Dinding merah muda dan jendela besar berenda menyambut kedatangan Bastille saat dia melangkah masuk ke paviliun. Dia terdiam, kehilangan kata-kata ketika melihat interior dan dekorasi paviliun yang kini dipenuhi nuansa feminin, berbeda jauh dari yang dia ingat dahulu.
Bastille berdiri terpaku di ambang pintu, menatap ke dalam dengan keheranan. Ini pertama kalinya dia melihat tempat ini lagi setelah sekian lama, sudut yang tidak pernah dia pedulikan selama sepuluh tahun, sejak tempat itu menjadi milik Yalena.
“Selamat datang,” ucap Yalena ragu-ragu saat melihat Bastille yang masih terpaku di tempatnya berdiri. Namun, dia terkejut ketika bola mata Bastille bergulir, seolah menatapnya. Yalena tersipu dan menunduk. “Si–silakan duduk.”
Bastille menggerakkan tongkat pendampingnya saat berjalan. Dengan penuh pengertian, Yalena meraih tangan sang suami, menuntunnya ke tempat duduk. “Mau minum apa?” tanyanya.
“Apa saja.” Bastille melipat tongkat pendampingnya dan meletakkannya di samping tempat duduknya. Melihat warna merah muda di mana-mana membuat Bastille merasa merinding. Dia teringat mendiang ibunya yang juga menggemari warna merah muda.
Melihat kamar Yalena, Bastille teringat masa kecilnya bersama saudara kembarnya, ketika ibunya suka mendandani mereka dengan gaun-gaun penuh renda dan berwarna merah muda. Dia dulu sangat membenci renda dan warna itu, merasa dipermalukan setiap kali dipaksa memakainya.
Kini, bertahun-tahun kemudian, saat dia melihat nuansa serupa di paviliun Yalena, ingatan itu kembali menghampirinya. Meskipun masih menganggapnya absurd, ada sedikit rasa nostalgia yang mengingatkan dia pada masa lalu dan ibunya yang sudah tiada.
"Silakan," ucap Yalena, membuyarkan lamunan Bastille. Dia meletakkan secangkir cokelat hangat di depan suaminya, lalu duduk di seberang meja. Yalena ingin melihat wajah suaminya dengan jelas dari sudut pandang yang sempurna. Sambil tersenyum tipis, dia diam-diam memainkan ponselnya, berniat mengambil foto untuk mengabadikan momen ini.

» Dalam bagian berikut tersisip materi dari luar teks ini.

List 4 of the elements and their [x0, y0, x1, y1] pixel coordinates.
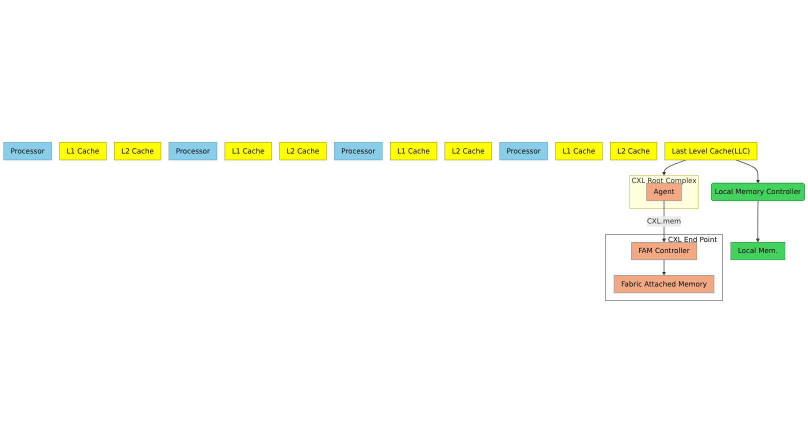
arrow: [736, 160, 760, 184]
arrow: [662, 260, 666, 276]
arrow: [662, 160, 686, 176]
arrow: [756, 200, 760, 242]
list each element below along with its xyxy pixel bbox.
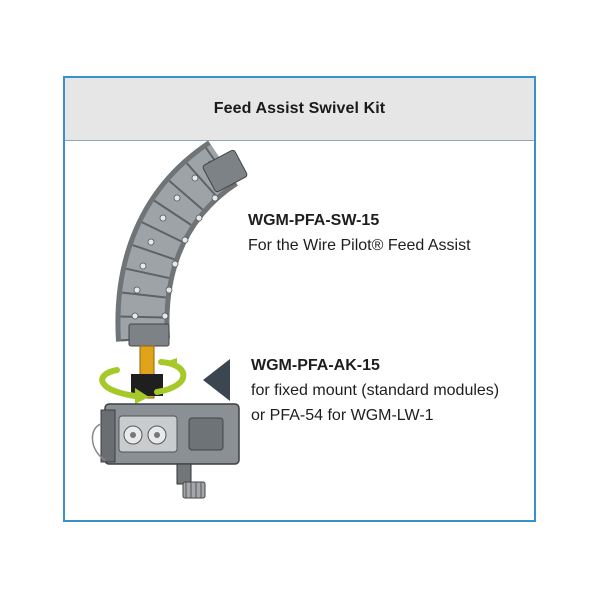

Namun, entah kenapa Yalena merasa tidak nyaman, tatapan kosong suaminya yang buta seolah-olah mengawasi dan bisa mengetahui apa yang sedang dia lakukan. Yalena merasa serba salah, dan setelah mempertimbangkannya dengan matang, dia memutuskan untuk membatalkan niatnya. Dia teringat perkataan Bastille dulu, bahwa pernikahan mereka bersifat rahasia dan tidak boleh sampai terbongkar ke publik.
Bastille meraih minuman yang disuguhkan istrinya. Dahinya mengernyit saat merasakan manis menyentuh indra pengecapnya. “Minuman apa ini?”
Yalena yang sedang senyam-senyum tidak jelas, tersentak oleh pertanyaan Bastille. “Ah, emm … itu cokelat hangat. Hanya ada itu di kamarku. Kenapa?”
“Saya tidak suka manis.”
“Oh,” otaknya terlambat memahami, “ah, baiklah. Nanti aku akan menyuruh pelayan untuk menyimpan kopi atau teh.”
“Menyimpan?” Kening Bastille bertaut.
“Iya. Supaya ketika Om mengunjungiku, aku bisa menyuguhkan minuman yang Om suka,” harap Yalena.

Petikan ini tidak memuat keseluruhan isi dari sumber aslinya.